Nie mamy innego wyjścia jak atom

Polska będzie w przyszłości wytwarzać energię elektryczną z wielu źródeł, m.in. ze źródeł odnawialnych i z atomu, ale nie zrezygnuje z niezależności energetycznej, jaką dają jej własne zasoby węgla - powiedział wicepremier, minister gospodarki Waldemar Pawlak w piątek podczas panelu podsumowującego dwa lata pracy rządu, poświęconego bezpieczeństwu energetycznemu.

Nie mamy innego wyjścia jak atom
Źródło zdjęć: © Jupiterimages

20.11.2009 | aktual.: 21.11.2009 09:53

Polska energetyka potrzebuje nie tylko dalekosiężnych wizji, ale działań i inwestycji "tu i teraz" - odpowiadają eksperci.

- Jeżeli spojrzymy na produkcję energii elektrycznej w Polsce dziś i w perspektywie 2030 roku, to chcemy, aby nasz bilans wytwarzania energii elektrycznej był bardziej różnorodny, żebyśmy w szerszym zakresie korzystali z mniej emisyjnych źródeł - powiedział Pawlak. - Ale z drugiej strony, nie chcemy zatracić tego, co jest podstawą bezpieczeństwa energetycznego, to znaczy wykorzystania własnych surowców - zastrzegł.

- Polski węgiel jest nierentowny, a spółki energetyczne w większości państwowe - mówił uczestnik panelu Jeremi Mordasewicz z PKPP Lewiatan. - Prąd z prywatnych spółek nie jest tańszy, a mimo kryzysu polskie kopalnie są na plusie - ripostowała wiceminister gospodarki Joanna Strzelec-Łobodzińska.

W 2030 roku 57 proc. energii elektrycznej w Polsce ma powstawać z węgla; obecnie jest to 90 proc. Gaz będzie stanowił w tym bilansie 6,6 proc, energia z atomu - 15,7 proc., źródła odnawialne - 18,8 proc., a pozostałe paliwa - w tym ropa naftowa 1,9 proc. Taki bilans energetyczny zakłada przyjęta przez rząd w listopadzie Polityka energetyczna w Polsce do 2030 r.

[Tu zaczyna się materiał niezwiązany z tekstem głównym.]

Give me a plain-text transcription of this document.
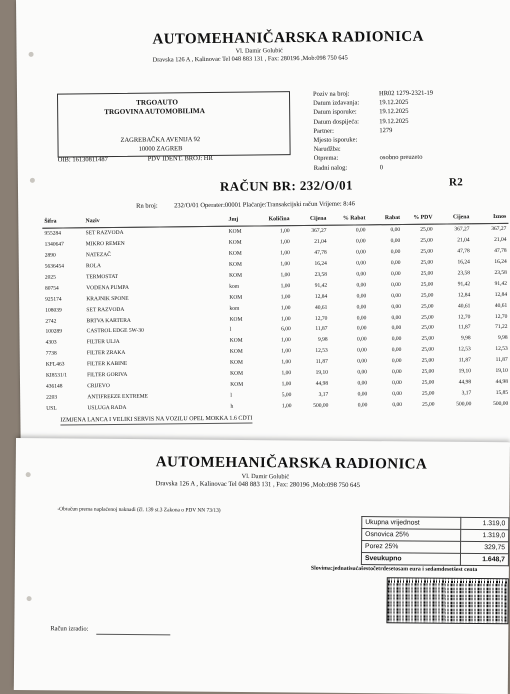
AUTOMEHANIČARSKA RADIONICA
Vl. Damir Golubić
Dravska 126 A , Kalinovac Tel 048 883 131 , Fax: 280196 ,Mob:098 750 645
TRGOAUTO
TRGOVINA AUTOMOBILIMA
ZAGREBAČKA AVENIJA 92
10000 ZAGREB
OIB: 16130811487	PDV IDENT. BROJ: HR
Poziv na broj:	HR02 1279-2321-19
Datum izdavanja:	19.12.2025
Datum isporuke:	19.12.2025
Datum dospijeća:	19.12.2025
Partner:	1279
Mjesto isporuke:
Narudžba:
Otpremа:	osobno preuzeto
Radni nalog:	0
RAČUN BR: 232/O/01	R2
Rn broj:	232/O/01 Operater:00001 Plaćanje:Transakcijski račun Vrijeme: 8:46
Šifra	Naziv	Jmj	Količina	Cijena	% Rabat	Rabat	% PDV	Cijena	Iznos
955284	SET RAZVODA	KOM	1,00	367,27	0,00	0,00	25,00	367,27	367,27
1340647	MIKRO REMEN	KOM	1,00	21,04	0,00	0,00	25,00	21,04	21,04
2890	NATEZAČ	KOM	1,00	47,78	0,00	0,00	25,00	47,78	47,78
5636454	ROLA	KOM	1,00	16,24	0,00	0,00	25,00	16,24	16,24
2025	TERMOSTAT	KOM	1,00	23,58	0,00	0,00	25,00	23,58	23,58
80754	VODENA PUMPA	kom	1,00	91,42	0,00	0,00	25,00	91,42	91,42
925174	KRAJNIK SPONE	KOM	1,00	12,84	0,00	0,00	25,00	12,84	12,84
108039	SET RAZVODA	kom	1,00	40,61	0,00	0,00	25,00	40,61	40,61
2742	BRTVA KARTERA	KOM	1,00	12,70	0,00	0,00	25,00	12,70	12,70
100289	CASTROL EDGE 5W-30	l	6,00	11,87	0,00	0,00	25,00	11,87	71,22
4303	FILTER ULJA	KOM	1,00	9,98	0,00	0,00	25,00	9,98	9,98
7738	FILTER ZRAKA	KOM	1,00	12,53	0,00	0,00	25,00	12,53	12,53
KFL463	FILTER KABINE	KOM	1,00	11,87	0,00	0,00	25,00	11,87	11,87
KI8531/1	FILTER GORIVA	KOM	1,00	19,10	0,00	0,00	25,00	19,10	19,10
436148	CRIJEVO	KOM	1,00	44,98	0,00	0,00	25,00	44,98	44,98
2203	ANTIFREEZE EXTREME	l	5,00	3,17	0,00	0,00	25,00	3,17	15,85
USL	USLUGA RADA	h	1,00	500,00	0,00	0,00	25,00	500,00	500,00
IZMJENA LANCA I VELIKI SERVIS NA VOZILU OPEL MOKKA 1.6 CDTI
AUTOMEHANIČARSKA RADIONICA
Vl. Damir Golubić
Dravska 126 A , Kalinovac Tel 048 883 131 , Fax: 280196 ,Mob:098 750 645
-Obračun prema naplaćenoj naknadi (čl. 139 st.3 Zakona o PDV NN 73/13)
Ukupna vrijednost	1.319,0
Osnovica 25%	1.319,0
Porez 25%	329,75
Sveukupno	1.648,7
Slovima:jednatisućašestočetrdesetosam eura i sedamdesetšest centa
Račun izradio:
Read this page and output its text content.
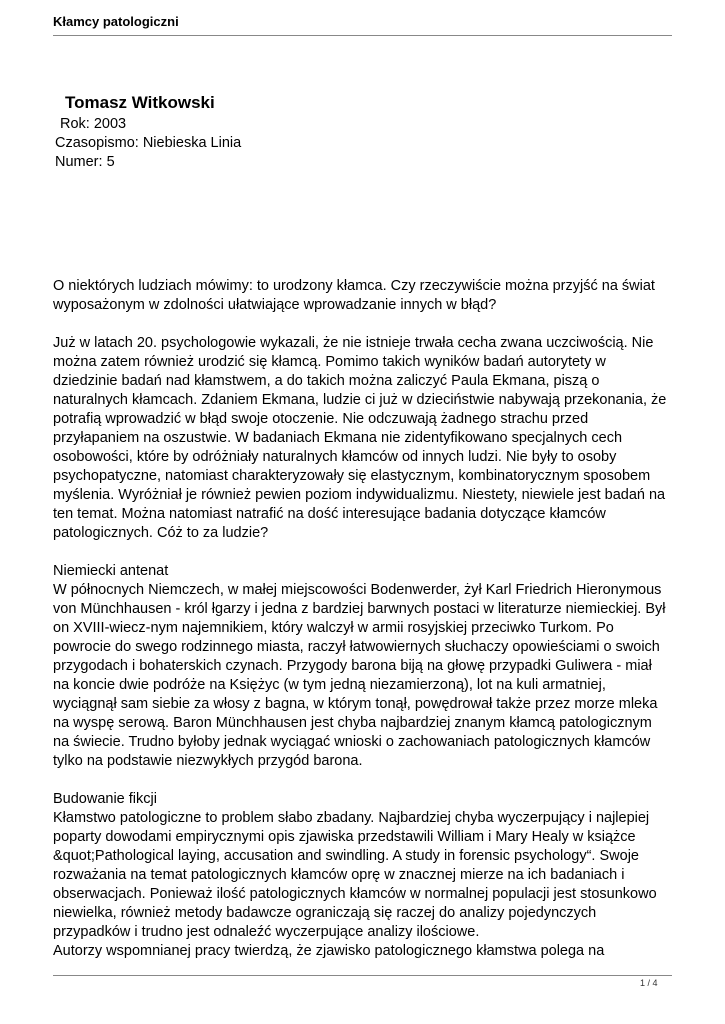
Kłamcy patologiczni
Tomasz Witkowski
Rok: 2003
Czasopismo: Niebieska Linia
Numer: 5
O niektórych ludziach mówimy: to urodzony kłamca. Czy rzeczywiście można przyjść na świat
wyposażonym w zdolności ułatwiające wprowadzanie innych w błąd?
Już w latach 20. psychologowie wykazali, że nie istnieje trwała cecha zwana uczciwością. Nie
można zatem również urodzić się kłamcą. Pomimo takich wyników badań autorytety w
dziedzinie badań nad kłamstwem, a do takich można zaliczyć Paula Ekmana, piszą o
naturalnych kłamcach. Zdaniem Ekmana, ludzie ci już w dzieciństwie nabywają przekonania, że
potrafią wprowadzić w błąd swoje otoczenie. Nie odczuwają żadnego strachu przed
przyłapaniem na oszustwie. W badaniach Ekmana nie zidentyfikowano specjalnych cech
osobowości, które by odróżniały naturalnych kłamców od innych ludzi. Nie były to osoby
psychopatyczne, natomiast charakteryzowały się elastycznym, kombinatorycznym sposobem
myślenia. Wyróżniał je również pewien poziom indywidualizmu. Niestety, niewiele jest badań na
ten temat. Można natomiast natrafić na dość interesujące badania dotyczące kłamców
patologicznych. Cóż to za ludzie?
Niemiecki antenat
W północnych Niemczech, w małej miejscowości Bodenwerder, żył Karl Friedrich Hieronymous
von Münchhausen - król łgarzy i jedna z bardziej barwnych postaci w literaturze niemieckiej. Był
on XVIII-wiecz-nym najemnikiem, który walczył w armii rosyjskiej przeciwko Turkom. Po
powrocie do swego rodzinnego miasta, raczył łatwowiernych słuchaczy opowieściami o swoich
przygodach i bohaterskich czynach. Przygody barona biją na głowę przypadki Guliwera - miał
na koncie dwie podróże na Księżyc (w tym jedną niezamierzoną), lot na kuli armatniej,
wyciągnął sam siebie za włosy z bagna, w którym tonął, powędrował także przez morze mleka
na wyspę serową. Baron Münchhausen jest chyba najbardziej znanym kłamcą patologicznym
na świecie. Trudno byłoby jednak wyciągać wnioski o zachowaniach patologicznych kłamców
tylko na podstawie niezwykłych przygód barona.
Budowanie fikcji
Kłamstwo patologiczne to problem słabo zbadany. Najbardziej chyba wyczerpujący i najlepiej
poparty dowodami empirycznymi opis zjawiska przedstawili William i Mary Healy w książce
&quot;Pathological laying, accusation and swindling. A study in forensic psychology“. Swoje
rozważania na temat patologicznych kłamców oprę w znacznej mierze na ich badaniach i
obserwacjach. Ponieważ ilość patologicznych kłamców w normalnej populacji jest stosunkowo
niewielka, również metody badawcze ograniczają się raczej do analizy pojedynczych
przypadków i trudno jest odnaleźć wyczerpujące analizy ilościowe.
Autorzy wspomnianej pracy twierdzą, że zjawisko patologicznego kłamstwa polega na
1 / 4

- Skupiamy się na tym bilansie, natomiast nie patrzymy na sieć. Dwa lata temu mieliśmy częściowy blackout, a nasza sieć jest prowadzona poniżej podstawowego kryterium niezawodności - zauważył prof. Władysław Mielczarski z Politechniki Łódzkiej. Podał, że w Polsce jest 110 dużych generatorów, z tego 50 musi bez przerwy pracować. - Jeżeli których z nich przestanie pracować, po prostu mamy awarię - zaznaczył. Dodał, że inwestycje w nowe połączenia energetyczne i elektrownie utrudniają długotrwałe procedury związane m.in. ze zgodami środowiskowymi.

Pełnomocnik ds. polskiej energetyki jądrowej, wiceminister gospodarki Hanna Trojanowska zwróciła uwagę na prognozowany wzrost zużycia energii elektrycznej w Polsce z poziomu 130 terawatogodzin w przyszłym roku do 200 terawatogodzin w 2030 roku.

- Zostały podjęte prace na rzecz przygotowania programu dla energetyki jądrowej, trwają również prace nad nowymi regulacjami, które pozwolą na inwestowanie w energetykę jądrową - poinformowała Trojanowska. - Rozpoczęliśmy już proces szkolenia kadr, również przygotowywana jest kampania edukacyjna i społeczna mająca na celu zdobycie akceptacji dla realizacji takiego przedsięwzięcia - powiedziała. Badania z września br. pokazują, że 50 proc. Polaków opowiada się za budową elektrowni jądrowej, 40 proc. sprzeciwia się.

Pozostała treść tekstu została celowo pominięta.